Outra razão surge do carácter do público democrático. A maioria das pessoas só quer que as deixem em paz, não lhes agrada ser visíveis e demonstrar as suas convicções em público. Não estão concentradas em bairros específicos, o que lhes daria um sentido de segurança e poder. Muitos sentem, portanto, que estão isolados nos seus pensamentos e sentimentos. E não poucos são relutantes em fazer mesmo o mais mínimo esforço para obter uma fita azul.

 

Outro fenómeno: enquanto quase todos os “laranja” ondeiam as suas fitas orgulhosamente do alto das antenas dos seus automóveis, muitos dos “azuis” penduram as suas fitas baixas, do espelho lateral ou da asa de uma porta, onde são menos visíveis.

 

Mas a luta das fitas não é um jogo. Neste momento, é sumamente importante, e os colonos sabem­‑no bem.

 

É importante porque o número de fitas laranja cria a impressão de que os colonos governam as ruas, de que eles são a verdadeira maioria em Israel, ainda que as sondagens digam o contrário.
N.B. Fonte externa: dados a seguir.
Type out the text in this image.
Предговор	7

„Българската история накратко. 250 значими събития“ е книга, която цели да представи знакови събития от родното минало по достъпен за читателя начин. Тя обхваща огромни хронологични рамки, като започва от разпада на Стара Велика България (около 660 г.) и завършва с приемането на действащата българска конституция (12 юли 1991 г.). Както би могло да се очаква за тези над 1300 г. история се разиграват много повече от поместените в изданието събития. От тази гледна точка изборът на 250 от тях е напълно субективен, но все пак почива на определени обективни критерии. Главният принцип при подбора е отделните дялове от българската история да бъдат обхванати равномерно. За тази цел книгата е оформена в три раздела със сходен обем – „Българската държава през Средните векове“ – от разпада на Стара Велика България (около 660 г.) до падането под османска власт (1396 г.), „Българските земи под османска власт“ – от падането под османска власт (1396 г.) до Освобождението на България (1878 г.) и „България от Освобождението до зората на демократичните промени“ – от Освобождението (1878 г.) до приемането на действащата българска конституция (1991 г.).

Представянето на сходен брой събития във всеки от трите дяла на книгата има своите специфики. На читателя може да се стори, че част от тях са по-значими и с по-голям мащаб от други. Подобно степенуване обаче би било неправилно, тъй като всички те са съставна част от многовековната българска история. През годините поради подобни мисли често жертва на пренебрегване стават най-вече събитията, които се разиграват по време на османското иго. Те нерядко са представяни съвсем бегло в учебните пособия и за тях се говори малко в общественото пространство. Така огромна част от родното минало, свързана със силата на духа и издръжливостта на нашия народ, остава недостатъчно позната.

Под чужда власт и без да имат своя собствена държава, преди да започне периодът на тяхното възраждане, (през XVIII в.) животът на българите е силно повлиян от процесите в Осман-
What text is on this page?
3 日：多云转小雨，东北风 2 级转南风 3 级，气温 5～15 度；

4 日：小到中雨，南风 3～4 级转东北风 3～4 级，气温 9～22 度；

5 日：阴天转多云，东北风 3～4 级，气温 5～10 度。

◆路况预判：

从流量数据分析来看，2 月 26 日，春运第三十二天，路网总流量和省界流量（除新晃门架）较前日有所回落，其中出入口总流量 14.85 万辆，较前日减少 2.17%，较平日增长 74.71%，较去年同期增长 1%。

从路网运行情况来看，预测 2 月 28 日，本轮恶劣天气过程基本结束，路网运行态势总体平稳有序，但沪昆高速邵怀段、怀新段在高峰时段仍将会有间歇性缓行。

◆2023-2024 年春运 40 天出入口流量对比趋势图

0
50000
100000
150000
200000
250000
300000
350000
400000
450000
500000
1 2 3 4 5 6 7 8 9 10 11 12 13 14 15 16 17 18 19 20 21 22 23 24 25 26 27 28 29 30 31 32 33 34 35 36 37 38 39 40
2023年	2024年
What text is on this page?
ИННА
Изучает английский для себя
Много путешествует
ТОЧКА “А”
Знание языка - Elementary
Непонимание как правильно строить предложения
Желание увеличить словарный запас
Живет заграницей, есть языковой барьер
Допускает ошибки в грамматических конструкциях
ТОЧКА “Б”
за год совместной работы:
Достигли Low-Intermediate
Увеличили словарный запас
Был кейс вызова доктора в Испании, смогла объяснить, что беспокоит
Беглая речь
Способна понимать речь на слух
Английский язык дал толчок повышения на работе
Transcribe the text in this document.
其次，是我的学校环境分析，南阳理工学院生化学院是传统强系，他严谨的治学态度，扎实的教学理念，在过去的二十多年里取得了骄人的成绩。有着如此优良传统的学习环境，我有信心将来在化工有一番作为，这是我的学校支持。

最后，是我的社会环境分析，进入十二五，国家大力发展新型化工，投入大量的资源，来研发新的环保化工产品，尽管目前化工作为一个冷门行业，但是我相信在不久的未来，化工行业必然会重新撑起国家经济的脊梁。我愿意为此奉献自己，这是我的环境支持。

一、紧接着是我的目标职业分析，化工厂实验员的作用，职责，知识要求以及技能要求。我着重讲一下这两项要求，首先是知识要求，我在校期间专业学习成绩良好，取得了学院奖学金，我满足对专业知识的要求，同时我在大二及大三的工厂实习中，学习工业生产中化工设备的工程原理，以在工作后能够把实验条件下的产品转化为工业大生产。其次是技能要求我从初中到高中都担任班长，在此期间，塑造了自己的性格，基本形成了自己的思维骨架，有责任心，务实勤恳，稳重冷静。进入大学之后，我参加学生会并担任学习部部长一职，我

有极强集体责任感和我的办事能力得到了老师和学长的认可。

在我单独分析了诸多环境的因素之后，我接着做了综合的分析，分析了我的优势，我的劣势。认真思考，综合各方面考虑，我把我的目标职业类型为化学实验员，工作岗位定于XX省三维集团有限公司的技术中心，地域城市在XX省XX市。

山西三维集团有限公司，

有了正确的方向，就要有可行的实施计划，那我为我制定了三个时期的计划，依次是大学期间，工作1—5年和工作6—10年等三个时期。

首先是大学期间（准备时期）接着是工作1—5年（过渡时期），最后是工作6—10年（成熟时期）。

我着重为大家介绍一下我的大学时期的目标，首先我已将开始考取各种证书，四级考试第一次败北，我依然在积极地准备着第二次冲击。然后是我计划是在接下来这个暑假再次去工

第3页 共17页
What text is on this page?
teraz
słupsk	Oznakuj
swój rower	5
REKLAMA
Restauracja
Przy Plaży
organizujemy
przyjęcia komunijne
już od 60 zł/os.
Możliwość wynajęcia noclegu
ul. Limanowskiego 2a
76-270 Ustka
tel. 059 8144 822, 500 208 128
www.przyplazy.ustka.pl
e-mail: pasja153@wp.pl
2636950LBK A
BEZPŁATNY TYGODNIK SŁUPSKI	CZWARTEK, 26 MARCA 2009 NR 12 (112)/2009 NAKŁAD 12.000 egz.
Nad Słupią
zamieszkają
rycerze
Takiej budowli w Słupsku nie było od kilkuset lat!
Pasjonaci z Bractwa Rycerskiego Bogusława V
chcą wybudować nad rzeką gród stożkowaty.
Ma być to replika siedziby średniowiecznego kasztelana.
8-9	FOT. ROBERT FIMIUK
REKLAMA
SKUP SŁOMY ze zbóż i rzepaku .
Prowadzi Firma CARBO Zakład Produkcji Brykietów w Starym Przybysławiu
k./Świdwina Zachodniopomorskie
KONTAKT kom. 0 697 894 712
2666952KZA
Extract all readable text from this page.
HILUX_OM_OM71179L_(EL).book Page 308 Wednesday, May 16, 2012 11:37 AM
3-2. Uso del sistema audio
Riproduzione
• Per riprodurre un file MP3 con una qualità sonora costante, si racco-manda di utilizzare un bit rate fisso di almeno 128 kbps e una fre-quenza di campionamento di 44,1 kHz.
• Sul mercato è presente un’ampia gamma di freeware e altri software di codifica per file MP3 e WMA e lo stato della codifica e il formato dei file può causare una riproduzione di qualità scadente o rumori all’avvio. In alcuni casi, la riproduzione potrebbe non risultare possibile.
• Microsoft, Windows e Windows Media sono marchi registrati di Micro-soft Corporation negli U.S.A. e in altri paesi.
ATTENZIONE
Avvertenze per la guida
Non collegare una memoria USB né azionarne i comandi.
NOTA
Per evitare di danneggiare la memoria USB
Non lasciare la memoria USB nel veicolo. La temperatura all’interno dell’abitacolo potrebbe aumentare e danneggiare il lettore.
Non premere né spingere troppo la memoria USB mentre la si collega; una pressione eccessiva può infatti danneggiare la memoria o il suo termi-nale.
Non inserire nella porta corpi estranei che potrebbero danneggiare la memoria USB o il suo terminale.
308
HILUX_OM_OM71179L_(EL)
Isto levanta a seu moral na sua luta contra a democracia israelita e baixa a moral do público democrático.

 

Isto influência – conscientemente ou inconscientemente – os políticos e o pessoal dos meios de comunicação que, por sua vez, moldam a opinião pública. Os meios de comunicação israelitas, quase sem excepção, já se tornaram em porta­‑vozes dos colonos. Mesmo um jornal liberal como o Haaretz, que é (erroneamente) considerado “esquerdista”, contém páginas de notícias (como diferenciadas das páginas editoriais) que frequentemente parecem como se tivessem sido tiradas directamente de um dos órgãos dos colonos.

 

Se a fita azul superar a laranja, terá um grande impacto em todo o sistema político. Dará nova coragem aos partidos que apoiam a retirada e às forças de segurança que terão que a impor. A situação oposta estaria carregada de perigo para o futuro do estado.

 

Também, a fita azul (ou azul-claro) é um símbolo unificador. Forças de sombras diferentes estão a trabalhar juntos nesta campanha, desde aqueles que apoiam Ariel Sharon e a retirada da Faixa de Gaza (“Gaza – Primeira e Única”) àqueles que querem transformar esta retirada num instrumento para a consecução de uma paz geral (“Gaza – Primeira Mas Não a Última”). Pertencer a este campo é respeitável, porque é um campo com uma cultura liberal e amante da paz, um campo que acredita na igualdade entre os cidadãos de ambos os géneros e de todas as etnias e antecedentes nacionais. Para abreviar: o oposto daquilo em que os colonos crêem.

 

A vitória da fita azul restaurará para muitas pessoas um sentido de poder. Para aqueles que se afundaram no desespero, que chegaram a acreditar que eram poucos e débeis e que “tudo está perdido”, a fita azul dará um sentido de pertença a uma comunidade grande e influente.

 

A luta está ainda a ter outro efeito interessante. Em anos recentes, a direita teve sucesso em afiançar um quase monopólio sobre a ostentação da bandeira israelita. Uma parte da esquerda distanciou­‑se do estandarte azul e branco, porque para eles simboliza a ocupação e os colonatos. Em manifestações contra a ocupação, a bandeira israelita só se vê nos emblemas de Gush Shalom, que combinam as bandeiras de Israel e da Palestina. (Os palestinianos, também, portam estes emblemas de boa vontade.)

 

Desde que os colonos adoptaram a cor laranja (surripiada do levantamento ucraniano), os seus opositores, de forma totalmente natural, adoptaram a cor azul, que é tirada da bandeira de Israel.

 

A importância disto é mais do que simbólica. Cada vez mais pessoas estão convictas de que a luta actual é essencialmente entre o Estado de Israel e o “Estado dos Colonos” – um estado democrático de um lado, um estado nacionalista-messiânico do outro. Essa é uma concepção importante, que pode ter implicações de longo alcance para o futuro. É o início da separação real entre o Estado de Israel e os colonos.

 

Por isso, também, é importante que o azul ganhe agora a Guerra das Cores.